それから薬師達が数人。その中にケイアもいる。そしてアスラールとハイク、領主隊副隊長。一番後ろが騎士団だ。
「殿下、人気者ですね!」
「リュカ、面白がってるよね!?」
「ククク……」
「オク、笑わない」
「クハハハ」
「リュカー!」
あー、手が届いたらくすぐってやるのに! コチョコチョッてな。
領都を出たらスピードアップだ。風を切って馬は進む。畑が広がる地域を抜けて暫く走ると森はもう直ぐそこだ。

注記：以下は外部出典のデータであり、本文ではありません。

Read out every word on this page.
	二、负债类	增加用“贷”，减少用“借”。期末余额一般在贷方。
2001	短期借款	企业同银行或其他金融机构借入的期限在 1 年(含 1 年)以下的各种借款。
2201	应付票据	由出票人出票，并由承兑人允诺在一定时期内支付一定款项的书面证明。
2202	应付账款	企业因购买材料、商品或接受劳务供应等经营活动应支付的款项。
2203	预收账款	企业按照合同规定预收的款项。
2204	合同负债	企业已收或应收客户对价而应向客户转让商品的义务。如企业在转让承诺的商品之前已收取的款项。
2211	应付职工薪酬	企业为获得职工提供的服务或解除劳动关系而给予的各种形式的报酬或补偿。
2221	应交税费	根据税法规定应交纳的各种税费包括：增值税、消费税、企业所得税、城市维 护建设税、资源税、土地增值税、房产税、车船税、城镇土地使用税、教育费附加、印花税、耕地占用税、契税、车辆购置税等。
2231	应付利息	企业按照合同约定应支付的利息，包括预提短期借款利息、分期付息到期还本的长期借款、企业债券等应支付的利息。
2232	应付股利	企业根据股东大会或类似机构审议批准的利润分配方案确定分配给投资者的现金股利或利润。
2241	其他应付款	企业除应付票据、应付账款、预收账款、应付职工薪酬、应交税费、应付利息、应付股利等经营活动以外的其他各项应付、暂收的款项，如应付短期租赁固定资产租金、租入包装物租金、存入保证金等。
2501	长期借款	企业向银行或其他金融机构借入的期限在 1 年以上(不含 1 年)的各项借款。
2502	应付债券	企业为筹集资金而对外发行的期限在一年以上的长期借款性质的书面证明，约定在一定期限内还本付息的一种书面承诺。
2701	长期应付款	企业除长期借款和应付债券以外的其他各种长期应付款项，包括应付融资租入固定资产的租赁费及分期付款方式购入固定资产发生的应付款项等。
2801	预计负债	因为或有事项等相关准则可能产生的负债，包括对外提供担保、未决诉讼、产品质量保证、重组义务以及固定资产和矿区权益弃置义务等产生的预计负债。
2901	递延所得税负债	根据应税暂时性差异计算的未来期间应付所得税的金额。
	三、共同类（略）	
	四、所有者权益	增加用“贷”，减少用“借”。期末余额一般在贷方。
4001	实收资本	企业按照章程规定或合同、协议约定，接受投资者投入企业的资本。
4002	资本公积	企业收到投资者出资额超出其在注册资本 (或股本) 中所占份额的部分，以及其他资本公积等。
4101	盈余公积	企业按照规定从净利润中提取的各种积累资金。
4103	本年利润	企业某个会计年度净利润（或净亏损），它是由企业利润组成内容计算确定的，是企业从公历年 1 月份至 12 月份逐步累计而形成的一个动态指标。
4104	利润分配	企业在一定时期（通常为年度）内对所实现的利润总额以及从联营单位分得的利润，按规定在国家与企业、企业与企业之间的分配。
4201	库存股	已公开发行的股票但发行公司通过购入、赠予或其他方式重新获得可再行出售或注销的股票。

森の前で一旦止まって、小休憩を兼ねて虫除けを塗って装備をつける。
長い手袋にマスク代わりの被り物をつける。その上からローブの帽子を被る。
「オク、魔石持ってる?」
「はい、持ってますよ。今日のメンバーは皆持ってます」
「そう。何があるか分からないからね。用心しなきゃ」
「はい。殿下、側を離れない様にして下さい」
「うん。分かってるよ」
「殿下、森に入ったらゆっくり進みます」
「うん、アラ殿」
「何かあれば直ぐに声を掛けて下さい」
「うん、わかった」
さあ、いよいよ森だ。
馬がゆっくりと森の中を進む。まだ魔物は出てこない。
「殿下、葉が繁ってますね」
後ろからレピオスが声を掛けてくる。
「そうだね、あの葉の裏側はどうなのかな?」
「卵ですか?」
「うん」
「リュカ、ついてきてくれるか? 何枚か葉を採取しよう」
「はい、レピオス様」
レピオスが少し隊列を離れて葉を採取する。葉を容器に入れ、ちゃんと採取場所も記してくれている。
流石、レピオス。完璧だな。
「殿下、もうトゲドクゲがいそうですか?」
「オク、まだだとは思うけど。念の為にね」
森に入って1時間位たった頃だろうか。隊列の前で魔物を討伐している音がする。
「オク、もう魔物が出てきてるの?」
「はい。まだ小物ですよ」
「そう」
そうこうしている内に、シェフも魔物を狩り出した。後ろの騎士団も、少しバラけて討伐している様だ。
「多くなってきたね」
「はい。もう少しで中間位でしょうか」
「うわ……オク、上を見て。蜘蛛の巣が沢山ある」
「そうですね。少し多いですね」
「蜘蛛もグリーンマンティスを食べるよね?」
「はい。トードだけではない様ですね」
「うん、そうだね」
アスラールが、後ろで風の斬撃を飛ばしている。蜘蛛を退治しているのだろう。
蜘蛛と言っても、魔物だからきっと大型なんだろうな。
「レピオス、あそこ。あれ見て」
俺はそれを指さした。大きな葉と茎との間と葉の裏にびっしりと産み付けられた卵だ。
「あれですね。殿下、採取しますか?」
「採取より焼き払いたいな。森の中だと無理だよね。どうしようか?」
「殿下の考案された、虫除けの液体は駄目ですか?」
「あれはかなり薄めてあるからなぁ」
「原液も持ってきていますよ?」
「レピオス、原液だと今度は植物が駄目になっちゃう」
「リリ、切り落として一箇所に集めて、焼いたらどうだい?」
「兄さま、そうですね。オク、止まってもらって」
「はい、分かりました」
オクが笛を吹くと、隊列が止まった。
「殿下、どうされました?」
アラウィンがやって来た。
「あそこ、見て下さい。トゲドクゲの卵です」
「あんな所に。凄い数ですね」
「この近辺を探してもらおう。見つけたら切り取って一箇所に集めて焼いてしまおう」
「分かりました。アスラール!」
後ろからアスラールがやってきた。
「はい! 父上!」
今の説明を、アスラールに話して指示をしてくれる。
「アスラール、後ろに指示を。私は前で指示を出す。あまり離れ過ぎない様にな」
「はい、父上。分かりました」
俺は馬から下ろしてもらう。
卵の付いた葉を集める為に、大きな植物を切り倒したりして焼く場所を作る。風魔法でね、サクサクやるよ。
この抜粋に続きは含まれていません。